Ob das kleine Gebäude, das ja doch irgendwie zu dem historischen Ensemble gehört, abgerissen oder saniert werden soll, möchten weder der Pastor noch der Kirchenvorstand alleine bestimmen. „Deshalb nehmen wir die Gemeindemitglieder mit ins Boot. Sie sollen uns Vorschläge und Ideen für eine mögliche Nachnutzung nennen und vielleicht findet sich ja auch ein Finanzier“, so Christa Sahlfeld vom Kirchenvorstand.
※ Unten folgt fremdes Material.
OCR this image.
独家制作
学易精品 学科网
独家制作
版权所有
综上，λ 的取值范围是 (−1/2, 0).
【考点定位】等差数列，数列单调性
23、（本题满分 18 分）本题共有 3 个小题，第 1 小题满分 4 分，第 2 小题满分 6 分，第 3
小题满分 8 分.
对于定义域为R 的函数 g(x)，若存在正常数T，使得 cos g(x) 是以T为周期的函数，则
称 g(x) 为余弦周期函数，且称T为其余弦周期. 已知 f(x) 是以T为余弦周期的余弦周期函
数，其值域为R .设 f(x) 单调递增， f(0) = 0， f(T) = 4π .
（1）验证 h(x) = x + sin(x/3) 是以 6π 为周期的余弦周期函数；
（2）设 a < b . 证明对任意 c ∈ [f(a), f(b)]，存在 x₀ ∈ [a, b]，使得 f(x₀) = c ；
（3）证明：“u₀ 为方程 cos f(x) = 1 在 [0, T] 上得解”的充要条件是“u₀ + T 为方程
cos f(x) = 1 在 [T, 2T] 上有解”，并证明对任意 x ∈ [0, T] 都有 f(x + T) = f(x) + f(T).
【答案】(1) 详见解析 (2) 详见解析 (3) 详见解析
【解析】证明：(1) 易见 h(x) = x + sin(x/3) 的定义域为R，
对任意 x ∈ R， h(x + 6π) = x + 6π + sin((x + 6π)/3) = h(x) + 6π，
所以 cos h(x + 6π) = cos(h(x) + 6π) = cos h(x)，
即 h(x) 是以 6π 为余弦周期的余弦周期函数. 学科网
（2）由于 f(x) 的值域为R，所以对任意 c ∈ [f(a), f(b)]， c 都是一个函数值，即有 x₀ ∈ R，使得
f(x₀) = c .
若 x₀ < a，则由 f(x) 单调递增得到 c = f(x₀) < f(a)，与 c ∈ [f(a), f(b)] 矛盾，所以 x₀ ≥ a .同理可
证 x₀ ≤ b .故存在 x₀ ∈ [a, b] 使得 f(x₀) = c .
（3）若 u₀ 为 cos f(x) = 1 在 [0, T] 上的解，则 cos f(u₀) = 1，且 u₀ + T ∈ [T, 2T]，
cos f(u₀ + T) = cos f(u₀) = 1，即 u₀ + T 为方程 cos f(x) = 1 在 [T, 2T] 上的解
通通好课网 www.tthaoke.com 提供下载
So dicht an Kirche und Friedhof könne man aber nicht jede Nutzung zulassen. „Ein Haus für eine Krabbelgruppe, eine Eventscheune, eine Vermietung als Kiosk oder für eine Fahrradwerkstatt verbieten sich aus Pietät“, stellt Sahlfeld fest.

Pastor Radow schlägt Toilettenanlagen für die Kirchenbesucher vor. „Allerdings wird das auch schwierig und teuer, denn dann müssten Wasser- und Abwasserleitungen sowie eine Heizung in das Gebäude verlegt werden – und das wird teuer.

Bis Ende Januar 2019 wollen der Pastor und der Kirchenvorstand den Menschen in der Kirchengemeinde, die das Gebäude retten wollen, die Chance geben, ihre Stimmen und Meinungen vorzutragen. Danach soll und wird eine Entscheidung fallen. Einen Abriss hält Radow aber für die wahrscheinlichste Lösung. „Aber ganz gebe ich die Hoffnung nicht auf, dass sich ein Geldgeber findet. Ideen gibt es dann bestimmt“, so Radow.